The New York Times describes the recent heightened rhetoric as “a poker game with potentially lethal stakes, as both Iran and its adversaries maneuver for advantage with no way of knowing their opponent’s ultimate intentions.”

As the US and Britain have attempted to dissuade Israel from considering a strike, the Iranian government has boasted of improvements to its nuclear enrichment capabilities, according to the Times. Last week it announced that it was now using domestically produced fuel rods and had installed 3,000 new centrifuges.

Britain's Parliament yesterday debated a motion that would rule out a British strike on Iran, but Foreign Secretary William Hague spoke strongly against it, saying it would “boost Iran’s confidence” and make it more likely that Israel would attack.

Meanwhile, US officials have given interviews to American journalists in recent weeks criticizing Israel’s consideration of an attack on Iran – angering Israeli officials, Israeli newspaper Haaretz reports.

Chairman of the US Joint Chiefs of Staff Gen. Martin Dempsey told CNN on Feb. 19 that it would be “destabilizing” and “not prudent” to launch an attack at this time and said the US has so far been unsuccessful at persuading Israel to give up the possibility of an attack on Iran. 

Israel has indicated that if the US wants it to stop making such preparations, the US needs to increase pressure on Iran further. "We made it clear that if we don't increase the pressure on the Iranians now, we might be in a situation in which the question how Iran obtained nuclear weapons would become an issue for commentators and historians," an Israeli official told Haaretz, implying that without more pressure, Iran will achieve weapons capability. 

Yesterday, The New York Times published a story laying out the steps necessary for a successful Israeli attack that made it clear current and former US military officials and exports thought it would be an extremely difficult task, although there were admissions that the US might not have full insight into Israel’s capabilities.

Should Israel decide to launch a strike on Iran, its pilots would have to fly more than 1,000 miles across unfriendly airspace, refuel in the air en route, fight off Iran’s air defenses, attack multiple underground sites simultaneously – and use at least 100 planes.

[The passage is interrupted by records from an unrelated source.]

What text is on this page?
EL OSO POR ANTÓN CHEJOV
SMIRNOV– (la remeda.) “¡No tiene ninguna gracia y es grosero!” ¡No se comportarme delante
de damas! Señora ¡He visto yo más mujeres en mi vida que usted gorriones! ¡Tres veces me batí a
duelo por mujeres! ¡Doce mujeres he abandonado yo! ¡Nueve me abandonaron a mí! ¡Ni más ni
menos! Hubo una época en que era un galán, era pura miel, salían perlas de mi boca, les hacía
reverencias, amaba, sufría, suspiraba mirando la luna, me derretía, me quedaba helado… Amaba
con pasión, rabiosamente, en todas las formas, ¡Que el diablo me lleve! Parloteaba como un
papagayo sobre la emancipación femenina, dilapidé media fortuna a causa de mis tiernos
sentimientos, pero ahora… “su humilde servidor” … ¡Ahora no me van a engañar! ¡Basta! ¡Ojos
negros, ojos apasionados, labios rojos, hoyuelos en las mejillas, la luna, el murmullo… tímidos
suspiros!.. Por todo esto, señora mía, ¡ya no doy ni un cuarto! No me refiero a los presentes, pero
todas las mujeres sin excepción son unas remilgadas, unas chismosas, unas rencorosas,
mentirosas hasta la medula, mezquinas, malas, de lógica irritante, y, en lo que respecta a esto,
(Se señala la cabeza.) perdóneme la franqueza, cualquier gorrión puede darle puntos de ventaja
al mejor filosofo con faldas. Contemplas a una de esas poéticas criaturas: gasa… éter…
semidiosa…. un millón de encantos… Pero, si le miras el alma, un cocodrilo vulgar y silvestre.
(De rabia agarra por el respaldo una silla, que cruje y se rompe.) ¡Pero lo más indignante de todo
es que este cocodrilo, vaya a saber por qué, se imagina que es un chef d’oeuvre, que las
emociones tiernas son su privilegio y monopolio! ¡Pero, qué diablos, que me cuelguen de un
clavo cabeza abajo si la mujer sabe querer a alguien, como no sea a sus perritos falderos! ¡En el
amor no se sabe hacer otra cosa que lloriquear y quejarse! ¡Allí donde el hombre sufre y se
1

That is the assessment of American defense officials and military analysts close to the Pentagon, who say that an Israeli attack meant to set back Iran’s nuclear program would be a huge and highly complex operation.

“All the pundits who talk about ‘Oh, yeah, bomb Iran,’ it ain’t going to be that easy,” said Lt. Gen. David A. Deptula, who retired last year as the Air Force’s top intelligence official and who planned the American air campaigns in 2001 in Afghanistan and in the 1991 Gulf War.

As one of many steps to increase pressure on Iran, the European Union agreed in January to impose an embargo on imports of Iranian oil, scheduled to go into effect this summer. In retaliation, Iran announced a ban on oil exports to Britain and France this week and said it might extend the ban to other countries unless they agree to “guarantees of payments, long-term contracts, and a ban on unilateral cancellation of contracts by buyers,” the Associated Press reports.

Iranian oil exports are much more critical to countries such as Spain and Italy, which get one-eighth of their oil from Iran, and Greece, which gets one-third of its oil from Iran, than they are to Britain or France, The New York Times notes.